At a quick glance, there are *"5"* quick and easy ways to identify the new B3 Revision motherboards from ASUS. 

(1) Motherboard packaging (New B3 Revison label)
(2) Onboard sticker
(3) BIOS
(4) CPU-Z
(5) ASUS SATA Verifier utility

Check in detail (with images, links and other related info) here > Quickly and Easily Identify ASUS New B3 Revision Motherboards

Now that is quick and easy undoubtedly.
The difficult part is the wait till i can buy one of these.


----------



## Ishu Gupta (Mar 3, 2011)

*re: "Quickly and Easily Identify ASUS New B3 Revision Motherboards"*

You're late 
*www.thinkdigit.com/forum/cpu-motherboards/137113-info-regarding-fixed-sandy-bridge-rev-3-0-b3.html


----------



## funkysourav (Mar 3, 2011)

*re: "Quickly and Easily Identify ASUS New B3 Revision Motherboards"*

@pegasus
are you the Asus rep?
Peg-Asus


----------



## pegasus (Mar 3, 2011)

*re: "Quickly and Easily Identify ASUS New B3 Revision Motherboards"*

^ Just a fanboi. 

The news page looked plain, like all news pages.

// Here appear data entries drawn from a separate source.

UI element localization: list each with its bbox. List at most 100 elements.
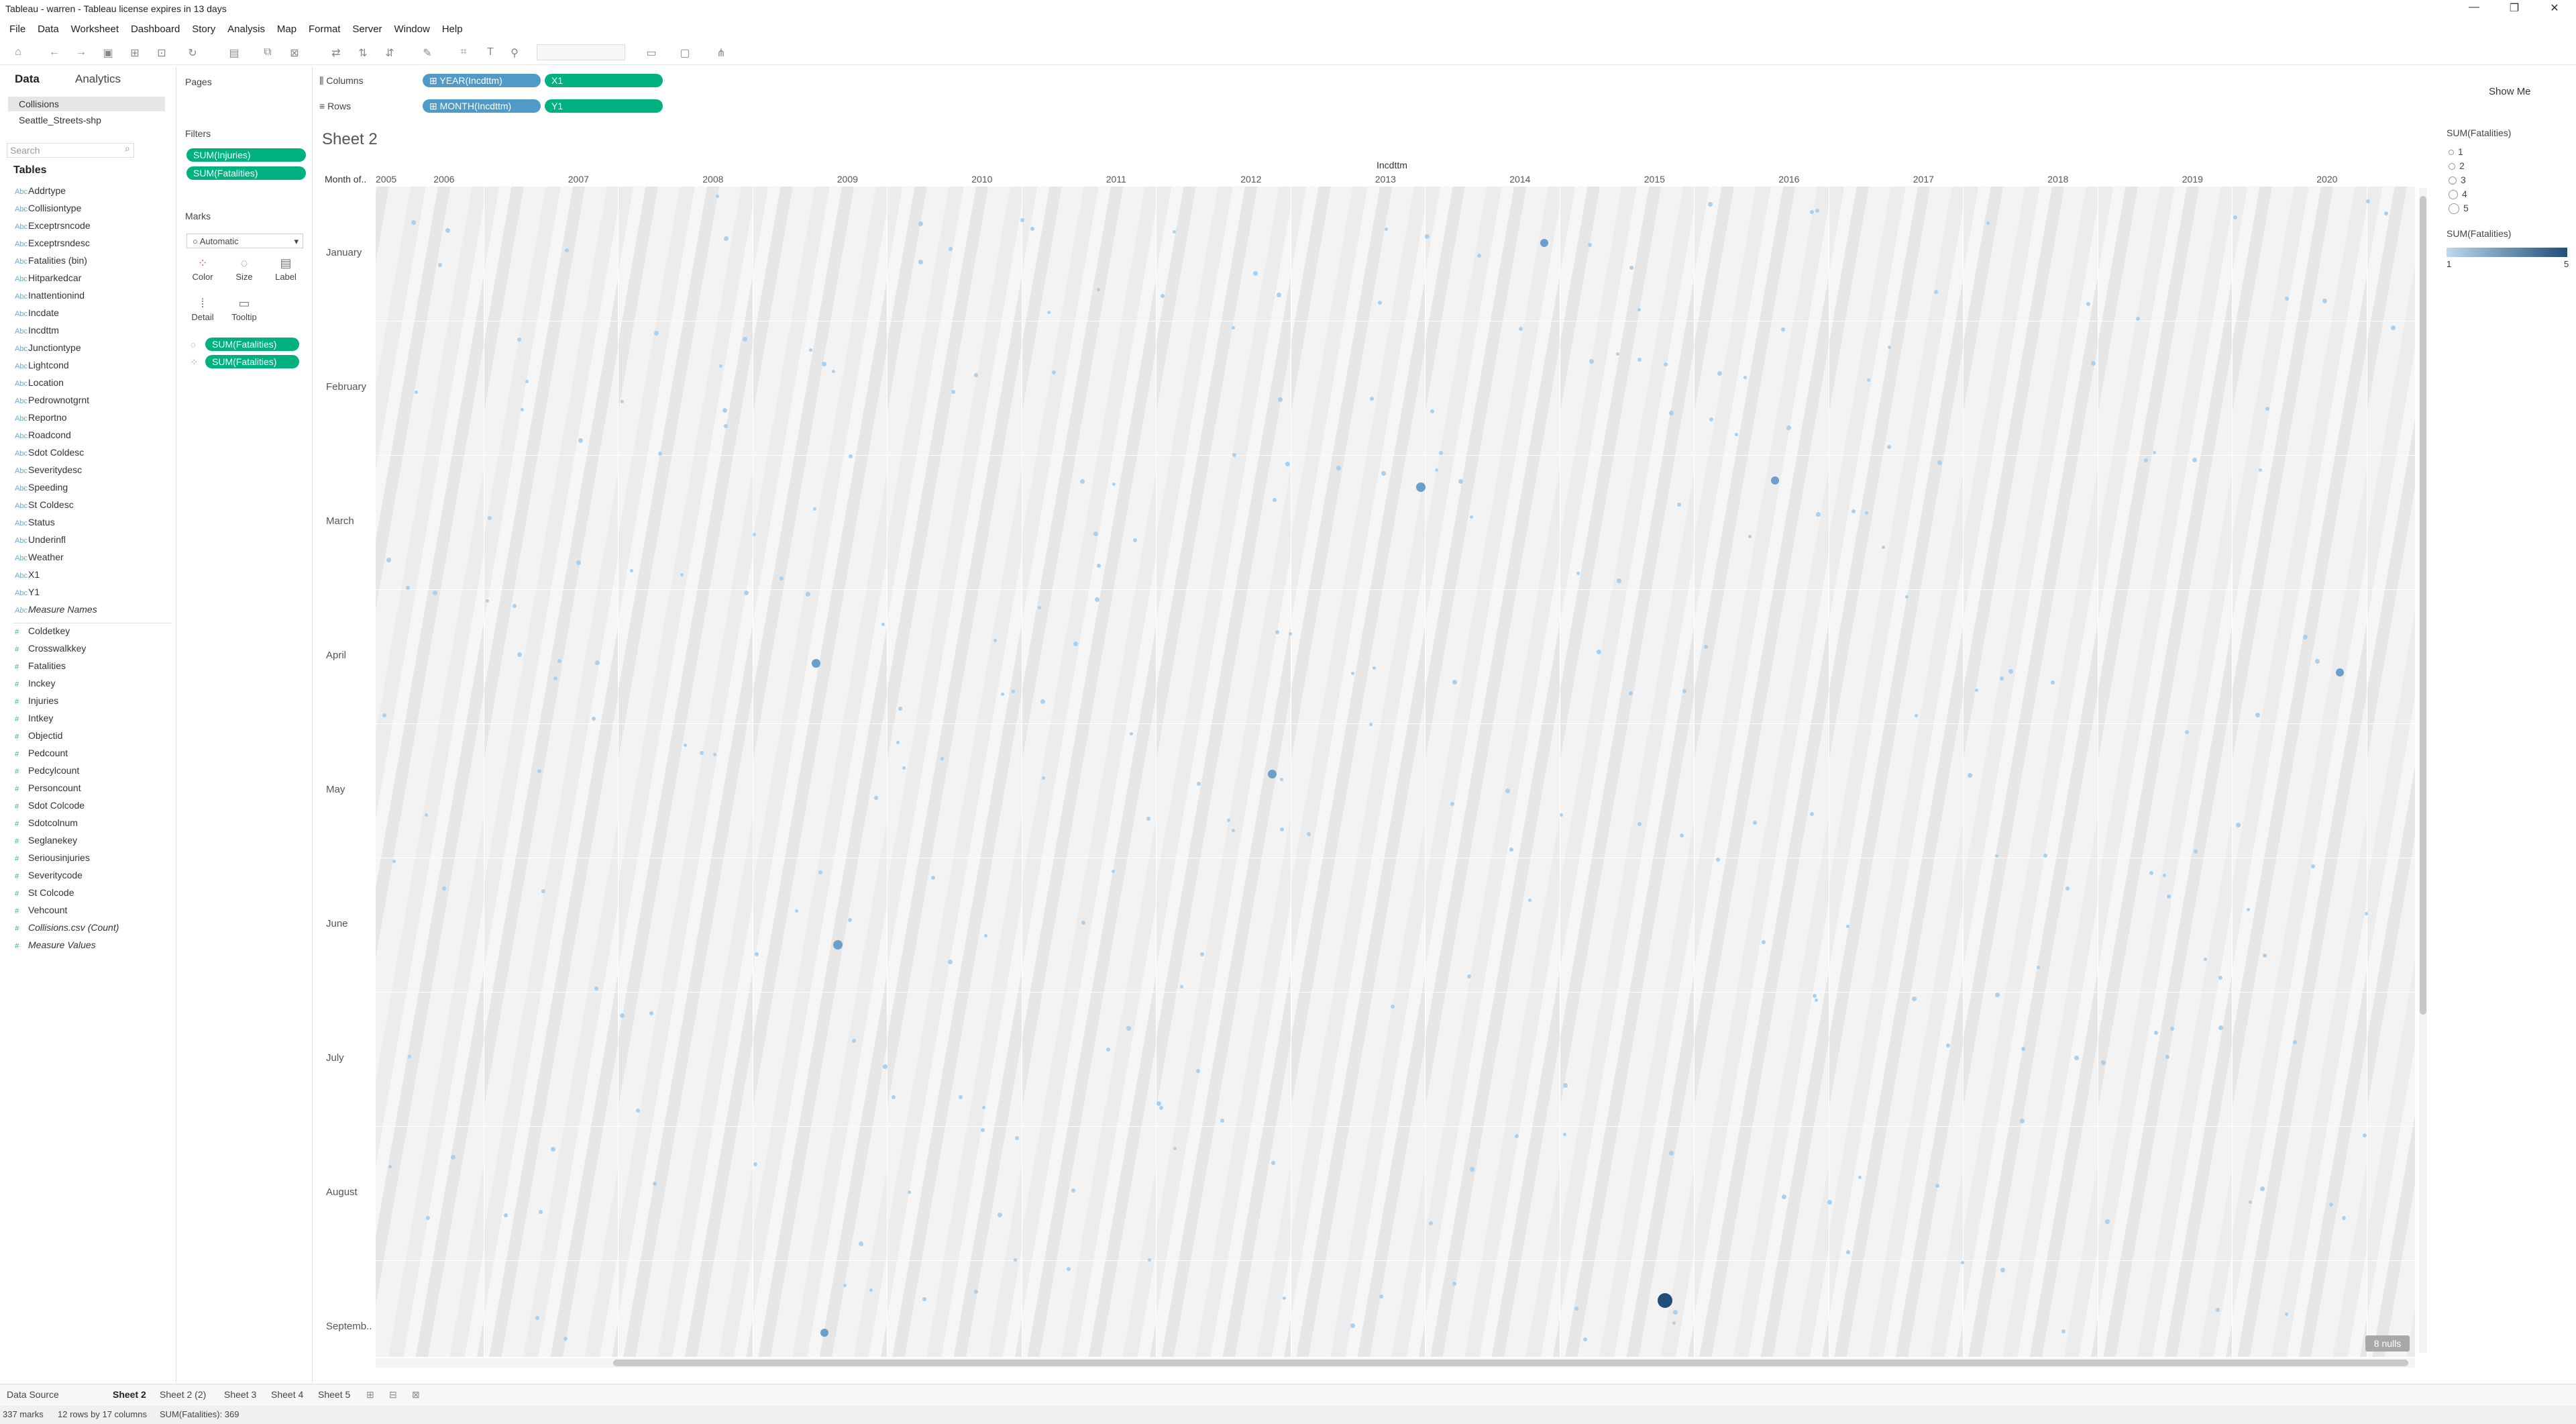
field-dimension[interactable]: AbcSt Coldesc [15, 499, 74, 510]
collision-mark[interactable] [426, 1216, 430, 1220]
collision-mark[interactable] [1112, 870, 1115, 873]
collision-mark[interactable] [486, 599, 489, 603]
collision-mark[interactable] [713, 753, 716, 756]
collision-mark[interactable] [1781, 327, 1785, 332]
collision-mark[interactable] [744, 591, 749, 595]
collision-mark[interactable] [408, 1055, 411, 1058]
collision-mark[interactable] [433, 591, 437, 595]
field-dimension[interactable]: AbcWeather [15, 552, 64, 562]
redo-icon[interactable]: → [74, 46, 89, 58]
collision-mark[interactable] [1629, 691, 1633, 695]
collision-mark[interactable] [1385, 227, 1388, 231]
collision-mark[interactable] [1458, 479, 1463, 484]
field-measure[interactable]: # Coldetkey [15, 625, 70, 636]
field-measure[interactable]: # Severitycode [15, 870, 83, 880]
collision-mark[interactable] [1588, 243, 1592, 247]
menu-story[interactable]: Story [192, 23, 215, 35]
menu-map[interactable]: Map [277, 23, 297, 35]
collision-mark[interactable] [386, 558, 391, 562]
collision-mark[interactable] [1232, 453, 1236, 457]
vertical-scroll-thumb[interactable] [2420, 196, 2426, 1015]
collision-mark[interactable] [1336, 466, 1341, 470]
collision-mark[interactable] [504, 1213, 508, 1217]
collision-mark[interactable] [1638, 358, 1642, 362]
collision-mark[interactable] [994, 639, 997, 642]
tab-sheet-2-copy[interactable]: Sheet 2 (2) [160, 1389, 206, 1400]
collision-mark[interactable] [1846, 1250, 1850, 1254]
collision-mark[interactable] [918, 221, 923, 226]
collision-mark[interactable] [1012, 690, 1015, 693]
collision-mark[interactable] [1452, 680, 1457, 684]
collision-mark[interactable] [1278, 397, 1283, 402]
minimize-icon[interactable]: — [2461, 1, 2487, 13]
collision-mark[interactable] [2037, 966, 2040, 969]
collision-mark[interactable] [680, 573, 684, 576]
collision-mark[interactable] [411, 220, 416, 225]
collision-mark[interactable] [1673, 1310, 1678, 1315]
collision-mark[interactable] [2329, 1203, 2333, 1207]
collision-mark[interactable] [1672, 1321, 1676, 1325]
collision-mark[interactable] [1133, 538, 1137, 542]
field-dimension[interactable]: AbcRoadcond [15, 429, 71, 440]
collision-mark[interactable] [1416, 482, 1426, 492]
collision-mark[interactable] [1669, 1151, 1674, 1156]
collision-mark[interactable] [755, 952, 759, 956]
collision-mark[interactable] [1827, 1200, 1832, 1205]
collision-mark[interactable] [2218, 1025, 2223, 1030]
field-search-input[interactable]: Search [7, 143, 134, 158]
collision-mark[interactable] [984, 934, 987, 937]
collision-mark[interactable] [2074, 1056, 2079, 1060]
collision-mark[interactable] [1735, 433, 1738, 436]
collision-mark[interactable] [1888, 346, 1891, 349]
collision-mark[interactable] [1435, 468, 1438, 472]
collision-mark[interactable] [1130, 732, 1133, 735]
collision-mark[interactable] [1786, 425, 1791, 430]
collision-mark[interactable] [1157, 1101, 1161, 1106]
collision-mark[interactable] [1470, 1167, 1474, 1172]
collision-mark[interactable] [392, 860, 396, 863]
rows-pill-y1[interactable]: Y1 [545, 99, 663, 113]
collision-mark[interactable] [1112, 482, 1116, 486]
label-icon[interactable]: T [483, 46, 498, 58]
collision-mark[interactable] [1771, 476, 1779, 485]
collision-mark[interactable] [806, 592, 810, 597]
collision-mark[interactable] [998, 1213, 1002, 1217]
collision-mark[interactable] [2105, 1219, 2110, 1224]
collision-mark[interactable] [974, 1290, 978, 1294]
collision-mark[interactable] [1038, 606, 1041, 609]
collision-mark[interactable] [848, 918, 852, 922]
size-button[interactable]: ◌ Size [226, 256, 262, 282]
collision-mark[interactable] [1071, 1188, 1075, 1192]
collision-mark[interactable] [1047, 311, 1051, 314]
field-dimension[interactable]: AbcLightcond [15, 360, 69, 370]
rows-pill-month[interactable]: ⊞ MONTH(Incdttm) [423, 99, 541, 113]
field-dimension[interactable]: AbcIncdate [15, 307, 59, 318]
collision-mark[interactable] [2285, 297, 2289, 301]
field-dimension[interactable]: AbcAddrtype [15, 185, 66, 196]
collision-mark[interactable] [1067, 1267, 1071, 1271]
collision-mark[interactable] [1148, 1258, 1151, 1262]
save-icon[interactable]: ▣ [101, 46, 115, 60]
collision-mark[interactable] [406, 586, 410, 590]
filter-pill-injuries[interactable]: SUM(Injuries) [186, 148, 306, 162]
collision-mark[interactable] [959, 1095, 963, 1099]
field-measure[interactable]: # Sdot Colcode [15, 800, 85, 811]
field-measure[interactable]: # Seriousinjuries [15, 852, 90, 863]
mark-type-dropdown[interactable]: ○ Automatic ▾ [186, 234, 303, 248]
field-measure[interactable]: # Pedcount [15, 748, 68, 758]
collision-mark[interactable] [1677, 503, 1681, 507]
collision-mark[interactable] [743, 337, 747, 342]
collision-mark[interactable] [1307, 832, 1311, 836]
collision-mark[interactable] [2101, 1060, 2106, 1065]
field-measure[interactable]: # Measure Values [15, 939, 96, 950]
menu-server[interactable]: Server [352, 23, 382, 35]
collision-mark[interactable] [700, 751, 704, 755]
collision-mark[interactable] [1815, 209, 1819, 213]
collision-mark[interactable] [1629, 266, 1633, 270]
collision-mark[interactable] [451, 1155, 455, 1160]
collision-mark[interactable] [1253, 271, 1258, 276]
collision-mark[interactable] [981, 1128, 985, 1132]
field-dimension[interactable]: AbcHitparkedcar [15, 272, 81, 283]
collision-mark[interactable] [1753, 821, 1757, 825]
collision-mark[interactable] [1716, 858, 1720, 862]
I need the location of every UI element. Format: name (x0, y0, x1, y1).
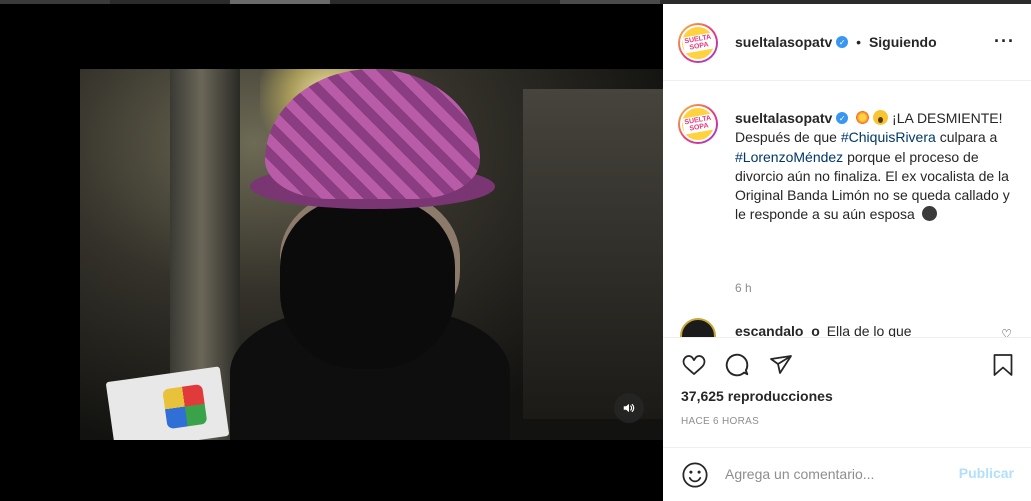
video-scene-wall (523, 89, 663, 419)
emoji-picker-button[interactable] (681, 461, 709, 489)
comment-like-button[interactable]: ♡ (1001, 327, 1012, 337)
post-caption: sueltalasopatv ✓ ¡LA DESMIENTE! Después d… (735, 109, 1017, 225)
share-button[interactable] (766, 350, 796, 380)
post-side-panel: SUELTA SOPA sueltalasopatv ✓ • Siguiendo ·… (663, 4, 1031, 501)
save-button[interactable] (988, 350, 1018, 380)
post-timestamp[interactable]: HACE 6 HORAS (681, 416, 759, 427)
header-line: sueltalasopatv ✓ • Siguiendo (735, 34, 937, 50)
header-separator: • (856, 34, 862, 50)
avatar[interactable]: SUELTA SOPA (678, 23, 718, 63)
bomb-emoji-icon (921, 206, 937, 222)
view-count[interactable]: 37,625 reproducciones (681, 388, 833, 404)
brand-logo-icon: SUELTA SOPA (682, 113, 714, 135)
avatar-image: SUELTA SOPA (680, 25, 716, 61)
verified-badge-icon: ✓ (836, 36, 849, 49)
smiley-icon (682, 462, 708, 488)
video-frame[interactable] (80, 69, 663, 440)
scream-emoji-icon (873, 110, 889, 125)
comment-button[interactable] (722, 350, 752, 380)
video-scene-mask (280, 199, 455, 369)
brand-logo-icon: SUELTA SOPA (682, 32, 714, 54)
univision-logo-icon (162, 383, 208, 430)
speaker-icon (623, 403, 635, 413)
avatar[interactable] (680, 318, 716, 337)
more-options-button[interactable]: ··· (994, 31, 1015, 51)
collision-emoji-icon (855, 110, 871, 125)
avatar-image: SUELTA SOPA (680, 106, 716, 142)
add-comment-bar: Publicar (663, 447, 1031, 501)
comments-area[interactable]: SUELTA SOPA sueltalasopatv ✓ ¡LA DESMIENTE… (663, 82, 1031, 337)
caption-text: culpara a (939, 129, 998, 146)
comment-text: Ella de lo que (826, 323, 912, 337)
avatar[interactable]: SUELTA SOPA (678, 104, 718, 144)
post-comment-button[interactable]: Publicar (959, 465, 1014, 481)
heart-icon: ♡ (1001, 327, 1012, 337)
verified-badge-icon: ✓ (836, 112, 849, 125)
following-button[interactable]: Siguiendo (869, 34, 937, 50)
paper-plane-icon (770, 355, 792, 374)
comment-icon (725, 353, 749, 377)
comment-item: escandalo_o Ella de lo que (735, 323, 912, 337)
post-actions: 37,625 reproducciones HACE 6 HORAS (663, 337, 1031, 447)
post-header: SUELTA SOPA sueltalasopatv ✓ • Siguiendo ·… (663, 4, 1031, 81)
heart-icon (682, 355, 706, 375)
caption-timestamp[interactable]: 6 h (735, 281, 752, 295)
sound-toggle-button[interactable] (614, 393, 644, 423)
hashtag-link[interactable]: #LorenzoMéndez (735, 149, 843, 165)
video-scene-folder (105, 366, 230, 440)
comment-input[interactable] (725, 463, 945, 485)
bookmark-icon (993, 354, 1013, 376)
caption-username[interactable]: sueltalasopatv (735, 110, 832, 126)
more-horizontal-icon: ··· (994, 31, 1015, 51)
comment-username[interactable]: escandalo_o (735, 323, 820, 337)
like-button[interactable] (679, 350, 709, 380)
video-player[interactable] (0, 4, 663, 501)
hashtag-link[interactable]: #ChiquisRivera (841, 129, 936, 145)
header-username[interactable]: sueltalasopatv (735, 34, 832, 50)
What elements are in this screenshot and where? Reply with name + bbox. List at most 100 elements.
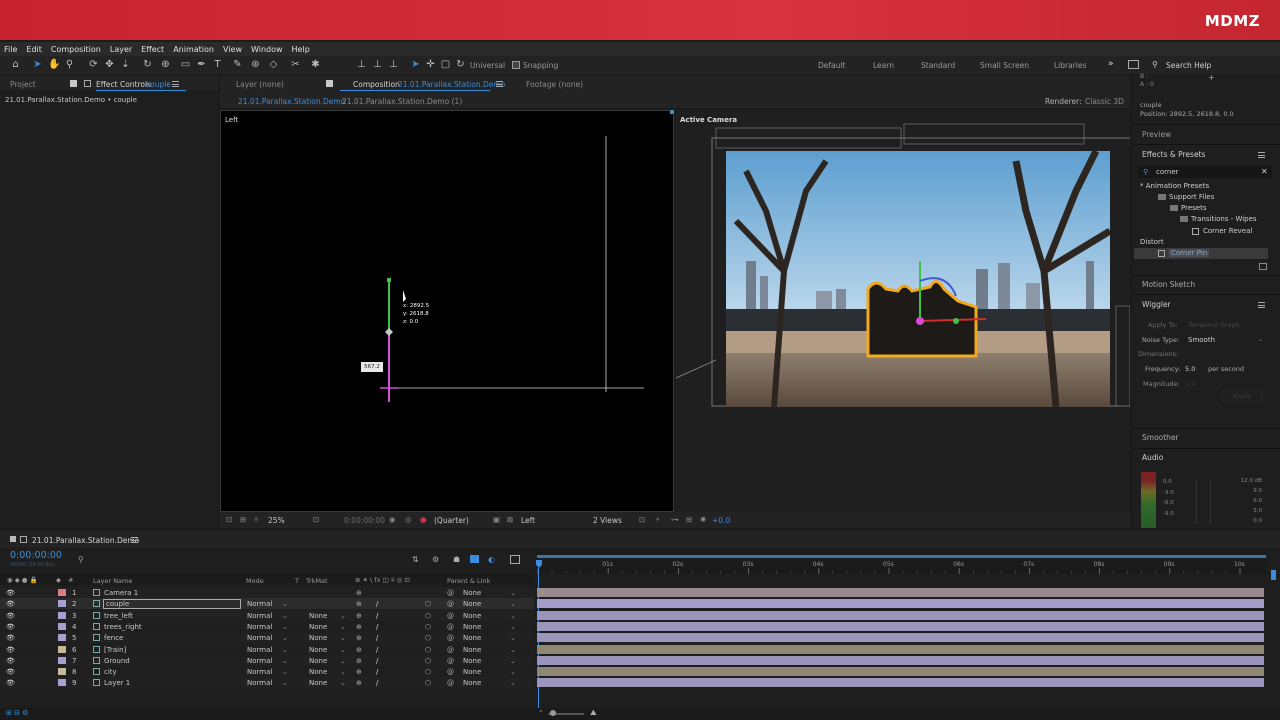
wiggler-header[interactable]: Wiggler xyxy=(1142,300,1171,309)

The event page looked a bit more colourful and hence shared it with all here. 
(Also listed the main points for a quick glance, for those on the run.  )


----------



## ico (Mar 3, 2011)

*re: "Quickly and Easily Identify ASUS New B3 Revision Motherboards"*

I'm sticking this on top for a while.


----------



## vickybat (Mar 3, 2011)

*re: "Quickly and Easily Identify ASUS New B3 Revision Motherboards"*



pegasus said:


> ^ Just a fanboi.



Same here Asus rocks.


----------